Nach knapp dreißig Minuten war dieser Themenkomplex aber schon abgeschlossen – und der schwarze Klubchef verließ die Sechserrunde. Details zur Einigung gab es von seiner Seite vorerst nicht. Laut Verhandlerkreisen soll eine Enquete zum Wahlrecht im Gespräch gewesen sein.

Schieder drängt auf "verbindliche" Ergebnisse

Dafür drängte SPÖ-Klubchef Andreas Schieder bei seiner Ankunft auf "verbindliche" Ergebnisse. Erstaunt zeigte er sich über einzelne Wortmeldungen über fertige Ergebnisse von ÖVP-Seite – gemeint war offenbar Innenminister Wolfgang Sobotka, der tagsüber Inhalte der Sicherheitsgruppe ausplauderte, zum Teil aber wieder zurückrudern musste. Wie bereits in den vergangenen Tagen, sei es zentral, dass "intensiv" an "echten Ergebnissen" gearbeitet werde, die in den nächsten Wochen umgesetzt werden können, meinte Schieder.

Dass Mitterlehner meinte, die Verhandlungen könnten schon am Wochenende ins Finale gehen, quittierte Schieder mit dem Satz: "Mir wäre am liebsten gewesen, am Donnerstag oder Freitag alles fertig zu haben."

Kein Ultimatum mehr

Kern, der ursprünglich ein Ultimatum bis Freitag gesetzt hatte, hatte zuletzt den Druck etwas herausgenommen. Auch ein Ergebnis Anfang der kommenden Woche sei ausreichend, sagte er. Am Ende müssten aber alle Verhandler den Pakt auch unterschreiben, erklärte er – was Sobotka aber am Samstag prompt ablehnte.

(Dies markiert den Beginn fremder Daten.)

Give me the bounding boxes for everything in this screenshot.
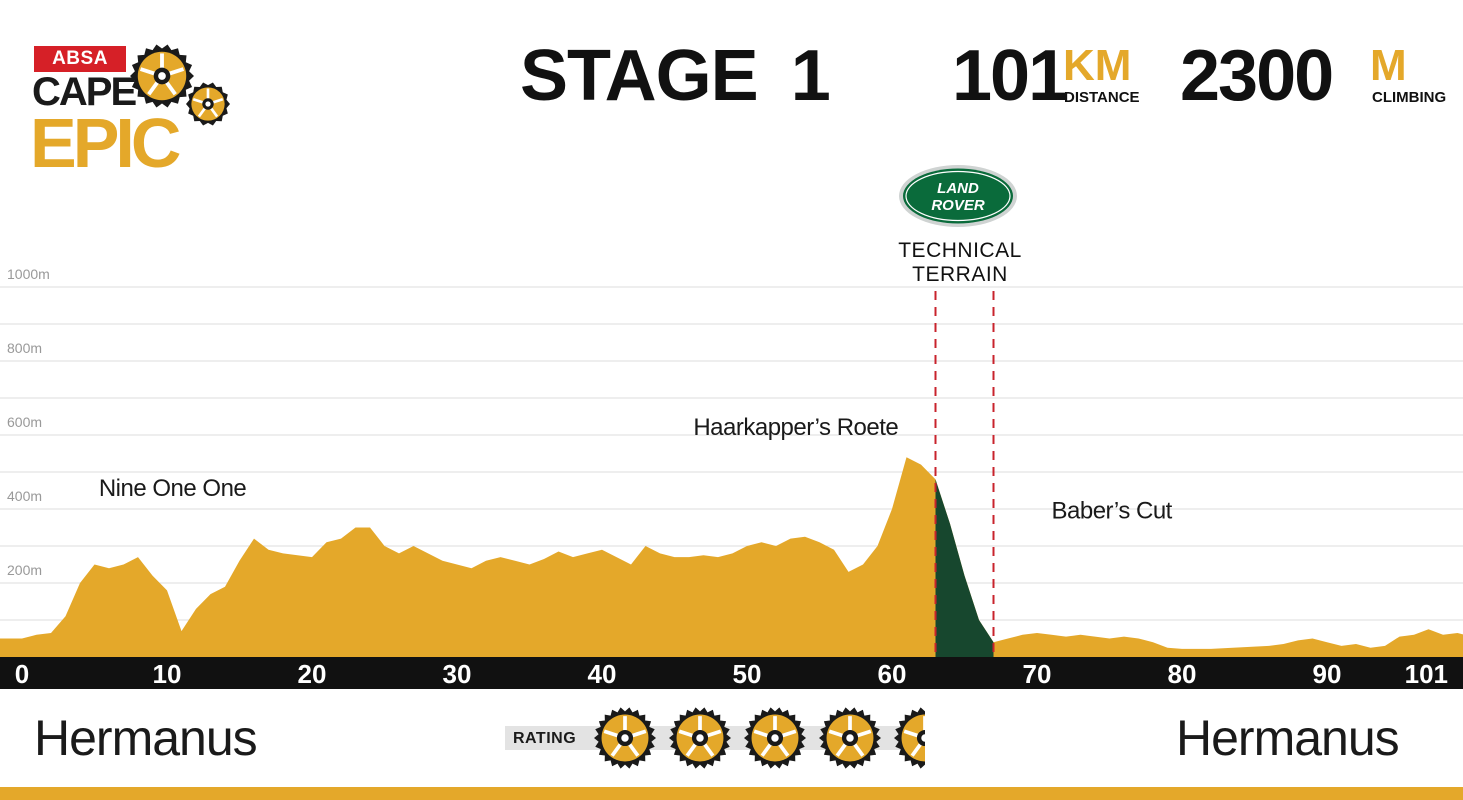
bottom-accent-bar xyxy=(0,787,1463,800)
climb-annotation: Haarkapper’s Roete xyxy=(693,414,898,441)
x-axis-ticks: 0 10 20 30 40 50 60 70 80 90 101 xyxy=(15,659,1448,689)
x-tick-label: 80 xyxy=(1168,659,1197,689)
x-tick-label: 20 xyxy=(298,659,327,689)
distance-caption: DISTANCE xyxy=(1064,89,1140,106)
rating-label: RATING xyxy=(513,730,577,747)
rating-gear-icon xyxy=(744,707,806,769)
distance-value: 101 xyxy=(952,36,1068,116)
x-tick-label: 70 xyxy=(1023,659,1052,689)
elevation-profile-area xyxy=(0,457,1463,657)
technical-terrain-area xyxy=(935,479,994,657)
land-rover-line2: ROVER xyxy=(931,197,985,214)
stage-title: STAGE 1 xyxy=(520,34,831,118)
climbing-value: 2300 xyxy=(1180,36,1334,116)
land-rover-line1: LAND xyxy=(937,180,979,197)
land-rover-oval xyxy=(903,168,1013,224)
land-rover-logo: LAND ROVER xyxy=(899,165,1017,227)
logo-gear-small xyxy=(186,82,230,126)
rating-gears xyxy=(594,707,925,769)
technical-terrain-line2: TERRAIN xyxy=(912,263,1008,286)
y-tick-label: 800m xyxy=(7,340,42,356)
climb-annotations: Nine One One Haarkapper’s Roete Baber’s Cu… xyxy=(99,414,1173,524)
climb-annotation: Baber’s Cut xyxy=(1052,497,1173,524)
start-town: Hermanus xyxy=(34,710,258,766)
rating-gear-icon xyxy=(819,707,881,769)
x-tick-label: 40 xyxy=(588,659,617,689)
rating-gear-icon xyxy=(894,707,925,769)
x-tick-label: 10 xyxy=(153,659,182,689)
difficulty-rating: RATING xyxy=(505,704,930,772)
climb-annotation: Nine One One xyxy=(99,475,247,502)
climbing-unit: M xyxy=(1370,41,1407,90)
stage-word: STAGE xyxy=(520,36,759,116)
gears-icon xyxy=(130,44,230,126)
logo-gear-large xyxy=(130,44,194,108)
y-tick-label: 1000m xyxy=(7,266,50,282)
y-tick-label: 200m xyxy=(7,562,42,578)
logo-cape-text: CAPE xyxy=(32,70,137,114)
technical-terrain-line1: TECHNICAL xyxy=(898,239,1022,262)
absa-badge: ABSA xyxy=(34,46,126,72)
climbing-caption: CLIMBING xyxy=(1372,89,1447,106)
cape-epic-logo: ABSA CAPE EPIC xyxy=(30,42,240,182)
finish-town: Hermanus xyxy=(1176,710,1400,766)
y-tick-label: 600m xyxy=(7,414,42,430)
y-tick-label: 400m xyxy=(7,488,42,504)
x-tick-label: 101 xyxy=(1405,659,1448,689)
x-axis-band xyxy=(0,657,1463,689)
logo-epic-text: EPIC xyxy=(30,104,181,182)
x-tick-label: 0 xyxy=(15,659,29,689)
distance-unit: KM xyxy=(1063,41,1132,90)
stage-number: 1 xyxy=(790,36,831,116)
rating-gear-icon xyxy=(594,707,656,769)
rating-gear-icon xyxy=(669,707,731,769)
x-tick-label: 90 xyxy=(1313,659,1342,689)
y-axis-ticks: 200m 400m 600m 800m 1000m xyxy=(7,266,50,578)
rating-graphic xyxy=(505,707,925,769)
land-rover-inner-ring xyxy=(905,170,1011,222)
x-tick-label: 50 xyxy=(733,659,762,689)
x-tick-label: 30 xyxy=(443,659,472,689)
x-tick-label: 60 xyxy=(878,659,907,689)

Doch auch Schieder betonte am Abend, ihm sei wichtig, dass am Schluss jeder in der Regierung zu dem ausverhandelten Paket steht, denn schon oft habe er später Nachverhandlungen erlebt. Vorerst bleibt also weiter offen, ob die Koalition weiterhin aufrecht bleibt – oder ob es vorgezogene Neuwahlen gibt. (go, nw, APA 28.1.2017)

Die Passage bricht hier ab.